Ich habe nie was anderes im Kopf gehabt. Meine Großmutter war Schneiderin und mein Großvater Maler. Sie waren für mich wegweisend. Ich war zwar lange auf Mode fixiert, finde aber Bühne, ganz egal welche Sparte, spannender. Es ist nicht nur die Klamotte um die es dort geht, da steht immer eine Geschichte dahinter und es gibt immer einen Grund, warum ein Schauspieler zum Beispiel ein grünes T-Shirt trägt und nicht ein rotes. Die Kleidung steht nie allein für sich, es gibt immer einen Sinn dahinter.

Wie sieht ein gewöhnlicher Produktionsablauf aus?

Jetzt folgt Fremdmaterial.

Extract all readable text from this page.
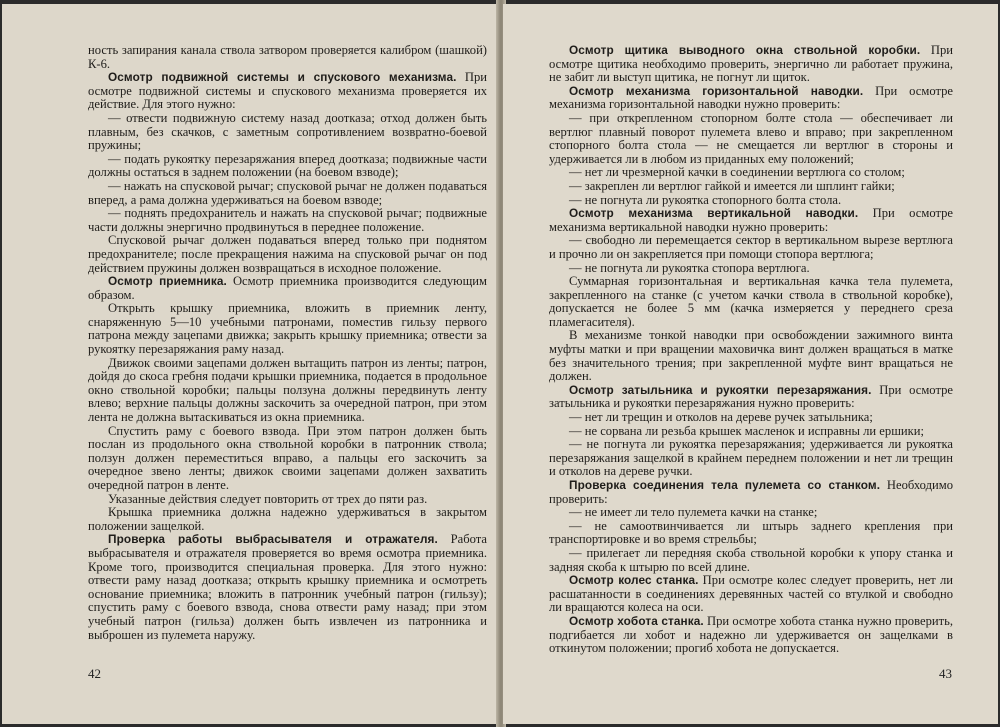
ность запирания канала ствола затвором проверяется калибром (шашкой) К-6.

Осмотр подвижной системы и спускового механизма. При осмотре подвижной системы и спускового механизма проверяется их действие. Для этого нужно:

— отвести подвижную систему назад доотказа; отход должен быть плавным, без скачков, с заметным сопротивлением возвратно-боевой пружины;

— подать рукоятку перезаряжания вперед доотказа; подвижные части должны остаться в заднем положении (на боевом взводе);

— нажать на спусковой рычаг; спусковой рычаг не должен подаваться вперед, а рама должна удерживаться на боевом взводе;

— поднять предохранитель и нажать на спусковой рычаг; подвижные части должны энергично продвинуться в переднее положение.

Спусковой рычаг должен подаваться вперед только при поднятом предохранителе; после прекращения нажима на спусковой рычаг он под действием пружины должен возвращаться в исходное положение.

Осмотр приемника. Осмотр приемника производится следующим образом.

Открыть крышку приемника, вложить в приемник ленту, снаряженную 5—10 учебными патронами, поместив гильзу первого патрона между зацепами движка; закрыть крышку приемника; отвести за рукоятку перезаряжания раму назад.

Движок своими зацепами должен вытащить патрон из ленты; патрон, дойдя до скоса гребня подачи крышки приемника, подается в продольное окно ствольной коробки; пальцы ползуна должны передвинуть ленту влево; верхние пальцы должны заскочить за очередной патрон, при этом лента не должна вытаскиваться из окна приемника.

Спустить раму с боевого взвода. При этом патрон должен быть послан из продольного окна ствольной коробки в патронник ствола; ползун должен переместиться вправо, а пальцы его заскочить за очередное звено ленты; движок своими зацепами должен захватить очередной патрон в ленте.

Указанные действия следует повторить от трех до пяти раз.

Крышка приемника должна надежно удерживаться в закрытом положении защелкой.

Проверка работы выбрасывателя и отражателя. Работа выбрасывателя и отражателя проверяется во время осмотра приемника. Кроме того, производится специальная проверка. Для этого нужно: отвести раму назад доотказа; открыть крышку приемника и осмотреть основание приемника; вложить в патронник учебный патрон (гильзу); спустить раму с боевого взвода, снова отвести раму назад; при этом учебный патрон (гильза) должен быть извлечен из патронника и выброшен из пулемета наружу.

42

Осмотр щитика выводного окна ствольной коробки. При осмотре щитика необходимо проверить, энергично ли работает пружина, не забит ли выступ щитика, не погнут ли щиток.

Осмотр механизма горизонтальной наводки. При осмотре механизма горизонтальной наводки нужно проверить:

— при открепленном стопорном болте стола — обеспечивает ли вертлюг плавный поворот пулемета влево и вправо; при закрепленном стопорного болта стола — не смещается ли вертлюг в стороны и удерживается ли в любом из приданных ему положений;

— нет ли чрезмерной качки в соединении вертлюга со столом;

— закреплен ли вертлюг гайкой и имеется ли шплинт гайки;

— не погнута ли рукоятка стопорного болта стола.

Осмотр механизма вертикальной наводки. При осмотре механизма вертикальной наводки нужно проверить:

— свободно ли перемещается сектор в вертикальном вырезе вертлюга и прочно ли он закрепляется при помощи стопора вертлюга;

— не погнута ли рукоятка стопора вертлюга.

Суммарная горизонтальная и вертикальная качка тела пулемета, закрепленного на станке (с учетом качки ствола в ствольной коробке), допускается не более 5 мм (качка измеряется у переднего среза пламегасителя).

В механизме тонкой наводки при освобождении зажимного винта муфты матки и при вращении маховичка винт должен вращаться в матке без значительного трения; при закрепленной муфте винт вращаться не должен.

Осмотр затыльника и рукоятки перезаряжания. При осмотре затыльника и рукоятки перезаряжания нужно проверить:

— нет ли трещин и отколов на дереве ручек затыльника;

— не сорвана ли резьба крышек масленок и исправны ли ершики;

— не погнута ли рукоятка перезаряжания; удерживается ли рукоятка перезаряжания защелкой в крайнем переднем положении и нет ли трещин и отколов на дереве ручки.

Проверка соединения тела пулемета со станком. Необходимо проверить:

— не имеет ли тело пулемета качки на станке;

— не самоотвинчивается ли штырь заднего крепления при транспортировке и во время стрельбы;

— прилегает ли передняя скоба ствольной коробки к упору станка и задняя скоба к штырю по всей длине.

Осмотр колес станка. При осмотре колес следует проверить, нет ли расшатанности в соединениях деревянных частей со втулкой и свободно ли вращаются колеса на оси.

Осмотр хобота станка. При осмотре хобота станка нужно проверить, подгибается ли хобот и надежно ли удерживается он защелками в откинутом положении; прогиб хобота не допускается.

43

Nach der Anfangsbesprechung legt man erst einmal Kostümordner an, selektiert die Kostüme nach Damen und Herren und prüft, was eventuell bereits im Fundus zur Verfügung steht. Dann schaut man, welche Stoffe besorgt werden müssen, betreibt Materialrecherche und legt fest, welche Kostüme neu genäht werden müssen. Das Nähen übernehmen für die Opernhäuser und einige Schauspielhäuser in Berlin die Werkstätten des stiftungseigenen Bühnenservices. Im nächsten Schritt finden die Kostümproben statt, diese müssen ausgewertet werden und die Änderungen an die Werkstätten in Auftrag gegeben werden. Natürlich muss gewährleistet sein, dass sich alle diese Tätigkeiten im Rahmen des vorgegebenen Budgets bewegen. Kostenkalkulation und – Überwachung gehören auch in meinen Bereich.